00:00Wah, Kak Sinta, lihat, Kak Randa. Sangat hebat. Dapat banyak ikan.
00:06Suamiku, kamu hebat.
00:08Memang benar. Mulai sekarang, jangan lupa senyum terus. Lebih cantik.
00:16Istriku, kalau begitu mohon bantuannya ya. Kita buat adonan. Malam ini, makan ikan.
00:21Ayo, ayo.
00:24Randa, ikannya terlalu banyak. Tapi kalau dijual besok, perjalanannya panjang.
00:29Kalau ikannya mati, harganya bisa berkurang.
00:31Benar itu.
00:33Jangan khawatir, Kak San. Begini, lihat. Ikannya sudah kuikat begini.
00:41Eh, Kak Randa, ini maksudnya apa?
00:45Ini teknik ikan melengkung. Kepala dan ekor ikan diikat berdekatan.
00:49Biar insannya terbuka dan menghirup lebih banyak oksigen.

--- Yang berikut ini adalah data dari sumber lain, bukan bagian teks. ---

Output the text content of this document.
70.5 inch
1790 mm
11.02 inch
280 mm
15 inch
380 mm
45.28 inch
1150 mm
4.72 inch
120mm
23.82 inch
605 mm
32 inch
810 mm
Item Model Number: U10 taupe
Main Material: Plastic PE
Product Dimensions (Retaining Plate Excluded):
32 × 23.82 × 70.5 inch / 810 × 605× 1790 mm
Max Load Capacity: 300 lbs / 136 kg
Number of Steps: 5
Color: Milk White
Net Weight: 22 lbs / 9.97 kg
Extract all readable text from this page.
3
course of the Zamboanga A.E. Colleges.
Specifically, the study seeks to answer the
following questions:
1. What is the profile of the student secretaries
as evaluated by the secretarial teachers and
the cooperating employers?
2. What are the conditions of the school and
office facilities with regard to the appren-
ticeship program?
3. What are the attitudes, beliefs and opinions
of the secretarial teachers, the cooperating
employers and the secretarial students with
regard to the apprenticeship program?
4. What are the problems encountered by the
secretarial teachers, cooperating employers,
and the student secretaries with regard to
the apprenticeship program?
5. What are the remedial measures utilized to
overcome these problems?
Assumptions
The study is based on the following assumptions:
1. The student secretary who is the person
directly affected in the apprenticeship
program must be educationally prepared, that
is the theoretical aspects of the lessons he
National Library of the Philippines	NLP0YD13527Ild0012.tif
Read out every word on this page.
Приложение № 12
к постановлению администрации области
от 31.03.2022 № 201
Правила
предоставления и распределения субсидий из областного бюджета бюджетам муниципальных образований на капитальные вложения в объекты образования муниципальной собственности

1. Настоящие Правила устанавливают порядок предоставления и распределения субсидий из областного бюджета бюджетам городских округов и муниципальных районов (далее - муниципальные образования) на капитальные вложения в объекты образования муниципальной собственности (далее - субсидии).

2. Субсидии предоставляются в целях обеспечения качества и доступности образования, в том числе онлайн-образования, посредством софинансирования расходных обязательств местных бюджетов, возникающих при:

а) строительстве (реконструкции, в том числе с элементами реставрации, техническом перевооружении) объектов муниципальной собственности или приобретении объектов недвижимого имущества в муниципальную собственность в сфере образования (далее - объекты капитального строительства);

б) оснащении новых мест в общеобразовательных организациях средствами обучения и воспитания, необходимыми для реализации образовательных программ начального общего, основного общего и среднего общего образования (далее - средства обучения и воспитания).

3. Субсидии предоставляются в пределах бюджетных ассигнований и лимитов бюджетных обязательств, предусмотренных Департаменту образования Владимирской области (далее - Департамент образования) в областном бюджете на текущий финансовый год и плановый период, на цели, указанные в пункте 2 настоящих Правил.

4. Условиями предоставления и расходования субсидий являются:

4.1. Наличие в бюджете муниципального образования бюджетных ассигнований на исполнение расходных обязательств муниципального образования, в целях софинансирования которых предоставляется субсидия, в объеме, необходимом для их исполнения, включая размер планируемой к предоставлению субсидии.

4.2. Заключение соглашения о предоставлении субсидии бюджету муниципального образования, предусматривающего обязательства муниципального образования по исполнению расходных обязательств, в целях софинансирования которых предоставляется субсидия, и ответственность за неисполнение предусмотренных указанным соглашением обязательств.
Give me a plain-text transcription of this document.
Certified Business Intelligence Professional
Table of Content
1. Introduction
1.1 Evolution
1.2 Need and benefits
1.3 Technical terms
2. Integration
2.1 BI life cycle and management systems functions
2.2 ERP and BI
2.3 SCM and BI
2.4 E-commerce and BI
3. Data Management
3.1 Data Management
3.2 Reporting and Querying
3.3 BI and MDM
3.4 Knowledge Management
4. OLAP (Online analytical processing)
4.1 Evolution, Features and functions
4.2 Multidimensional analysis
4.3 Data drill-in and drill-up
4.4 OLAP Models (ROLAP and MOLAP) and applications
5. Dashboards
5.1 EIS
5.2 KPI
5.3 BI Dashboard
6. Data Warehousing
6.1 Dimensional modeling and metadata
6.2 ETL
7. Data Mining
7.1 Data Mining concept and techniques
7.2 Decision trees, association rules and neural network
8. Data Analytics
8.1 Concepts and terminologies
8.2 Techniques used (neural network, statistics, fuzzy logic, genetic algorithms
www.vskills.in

00:52Dengan begini, peluang ikan hidup bisa lebih besar.
00:54Kak Randa, oksigen itu apa?
00:57Oksigen itu haa.
00:58Hei, kamu jangan bicara nggak jelas. Kamu percaya saja pada Randa.
01:02Intinya, jangan khawatir. Mulai sekarang, kalau aku dapat rezeki, kalian harus dapat juga.
01:08Kita semua berbagi suka, berbagi duka.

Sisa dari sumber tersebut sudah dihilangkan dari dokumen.